FG - FAQ Generator Subsystem
A single FAQ is generated from multiple queries that had been grouped together by second subsystem. This is carried out by Pegasus summarizer . Pegasus is a language model developed by Google for text summarization. It is based on the transformer architecture, which allows it to analyze text and generate high-quality summaries. The Pegasus summarizer works by first encoding the input text using a multi-layer transformer network. This network processes the text at different levels of abstraction, allowing it to capture both the general meaning of the text and the specific details. Once the input text has been encoded, Pegasus generates a summary by decoding the encoded text into a shorter summary text. The decoding process is guided by a pre-trained language model that has learned to generate high-quality summaries based on the input text. Ultimately , one FAQ is generated using the summarized text.
##Web Application We developed a Flask based website application to display sentences after passing through each subsystem. Flask is a micro web framework written in Python which provides a lightweight and flexible way to create web applications. We also used Jinja as a templating engine to render HTML templates in Flask web applications. Our application initially displays all the input sentences fed to the QC subsystem, then the clusters of similar queries formed by FGG subsystem and also the final FAQs generated by FG subsystem. This application provides a user-friendly interface for end users to thoroughly understand the working of our subsystems.

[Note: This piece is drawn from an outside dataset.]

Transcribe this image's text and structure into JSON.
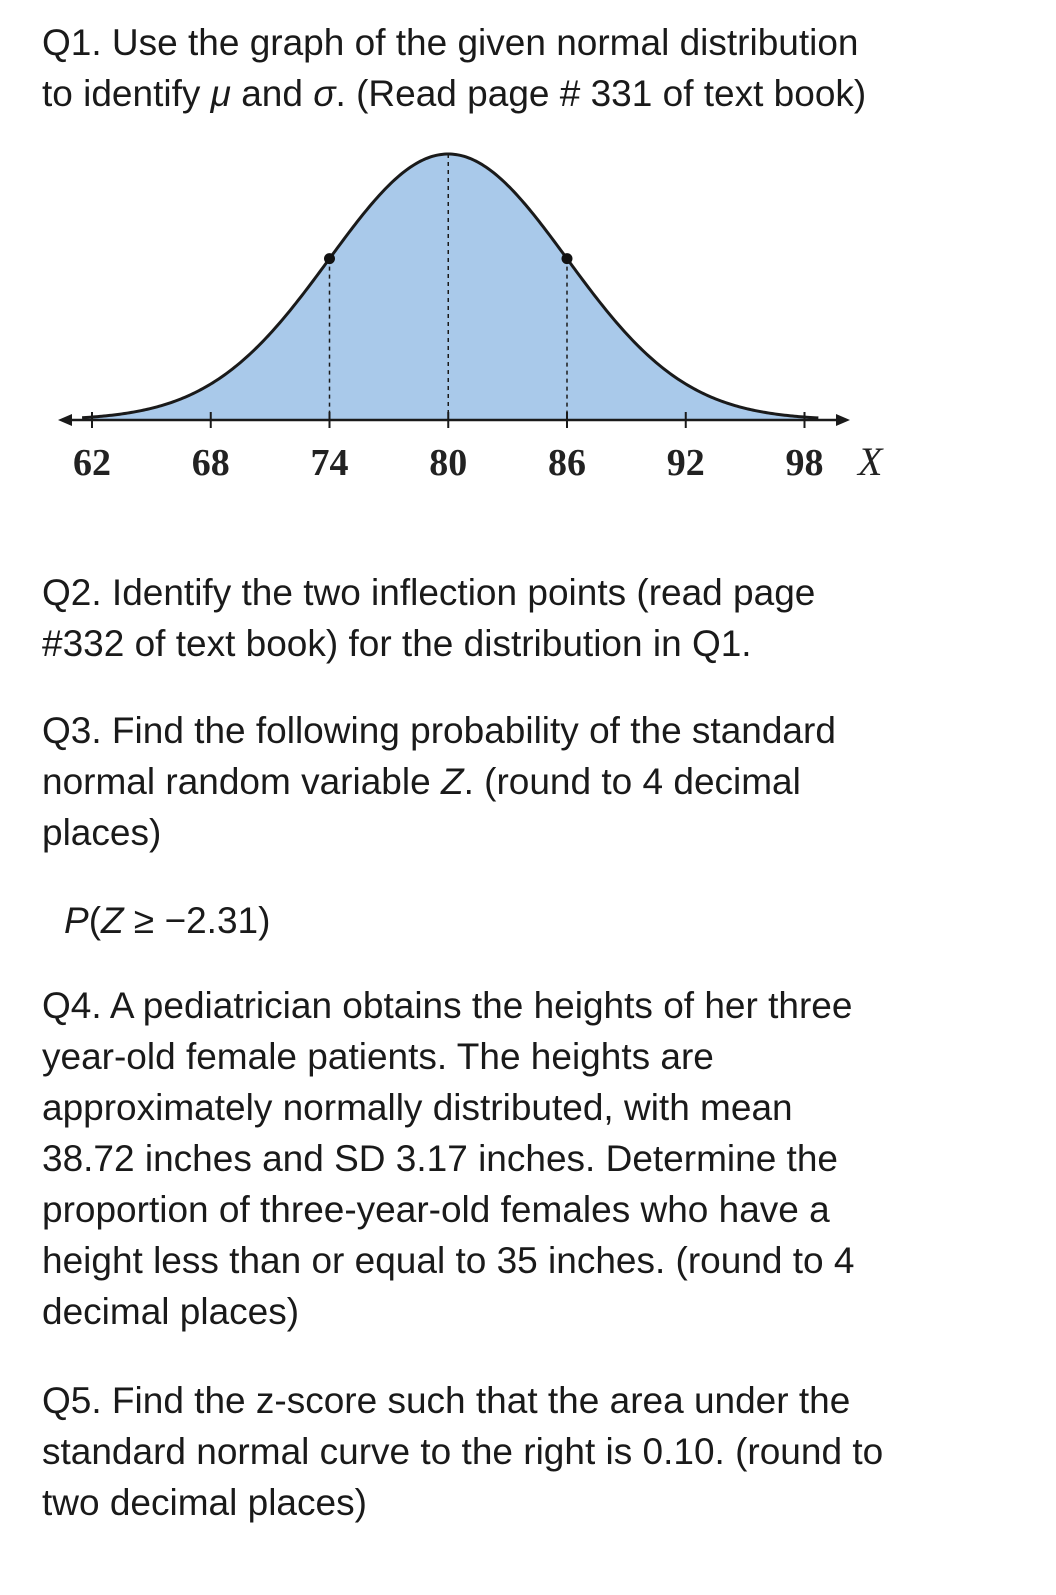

Python Libraries and Modules used
For F-Gen Framework Datetime, datasets ,dataclasses ,data_loader , email , intertool, keras, logging, matplotlib, model, nltk, NumPy, os, pandas, re, seaborn, tensorflow ,time, torch, tqdm, transformers, typing, warnings For Web Application Framework - Flask Template Engine - Jinga
Conclusion
- Successfully implemented an F-Gen Framework model which converts email queries to a single FAQ.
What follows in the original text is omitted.